Bab 32 || Sebuah Kepedulian

1.5K 257 72
                                    

Tak penting apa pun agama atau sukumu. Kalau kau mampu berbuat baik pada semua orang, mereka tak bertanya apa agamamu.

—KH Abdurrahman Wahid

Bahkan dalam dunia yang singkat ini dia berpikir bahwa setelah berakhir tak pernah ada apa pun lagi. Tak ada kehidupan kedua yang kerapkali dipercayai.

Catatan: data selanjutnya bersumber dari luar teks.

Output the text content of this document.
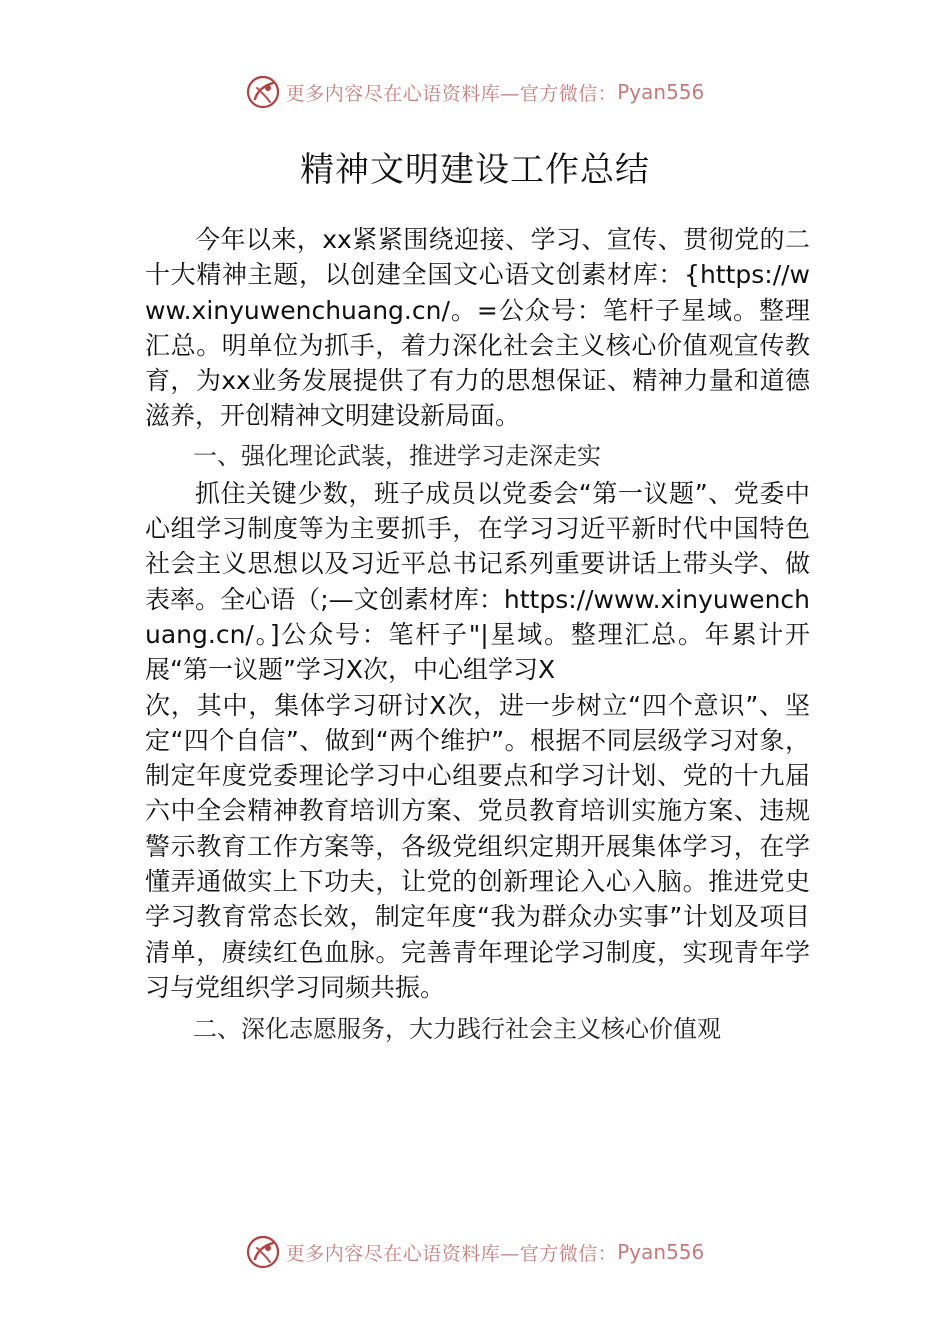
更多内容尽在心语资料库—官方微信： Pyan556
精神文明建设工作总结

今年以来，xx紧紧围绕迎接、学习、宣传、贯彻党的二十大精神主题，以创建全国文心语文创素材库：{https://www.xinyuwenchuang.cn/。=公众号：笔杆子星域。整理汇总。明单位为抓手，着力深化社会主义核心价值观宣传教育，为xx业务发展提供了有力的思想保证、精神力量和道德滋养，开创精神文明建设新局面。

一、强化理论武装，推进学习走深走实

抓住关键少数，班子成员以党委会“第一议题”、党委中 心组学习制度等为主要抓手，在学习习近平新时代中国特色社会主义思想以及习近平总书记系列重要讲话上带头学、做表率。全心语（;—文创素材库：https://www.xinyuwenchuang.cn/。]公众号：笔杆子"|星域。整理汇总。年累计开展“第一议题”学习X次，中心组学习X

次，其中，集体学习研讨X次，进一步树立“四个意识”、坚定“四个自信”、做到“两个维护”。根据不同层级学习对象，制定年度党委理论学习中心组要点和学习计划、党的十九届六中全会精神教育培训方案、党员教育培训实施方案、违规警示教育工作方案等，各级党组织定期开展集体学习，在学懂弄通做实上下功夫，让党的创新理论入心入脑。推进党史学习教育常态长效，制定年度“我为群众办实事”计划及项目清单，赓续红色血脉。完善青年理论学习制度，实现青年学习与党组织学习同频共振。

二、深化志愿服务，大力践行社会主义核心价值观

更多内容尽在心语资料库—官方微信： Pyan556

Lalu sebuah pertanyaan dari dulu yang selalu mengganjal, bila surga memang ada, apakah ia hanya ditempati oleh satu agama saja? Bagaimana dengan mereka yang telah berusaha menjadi baik tetapi tak memeluk suatu agama tersebut?

"Pah, bila Tuhan sengaja menciptakan banyak perbedaan, apakah adil bila surga dihalalkan hanya untuk satu golongan?" tanya Kafi pada lelaki yang baru saja keluar dari kamar mandi.

Rafael yang hendak mengeringkan rambut dengan handuk menatap anaknya yang duduk di sofa. "Mau tahu jawabannya?"

Buru-buru Kafi bangkit. "Ah, nanti aja. Aku berangkat sekarang, ya. Papa bisa ke sekolah agak siangan atau kapan pun. Aku berangkat."

"Hati-hati."

Kafi melirik singkat arloji di pergelangan tangan. Tepat pukul 05.45. Sedang dia sudah rapi mengenakan seragam kemeja putih terlapis rompi biru bergaris hitam, dan setelan celana yang senada dengan rompi.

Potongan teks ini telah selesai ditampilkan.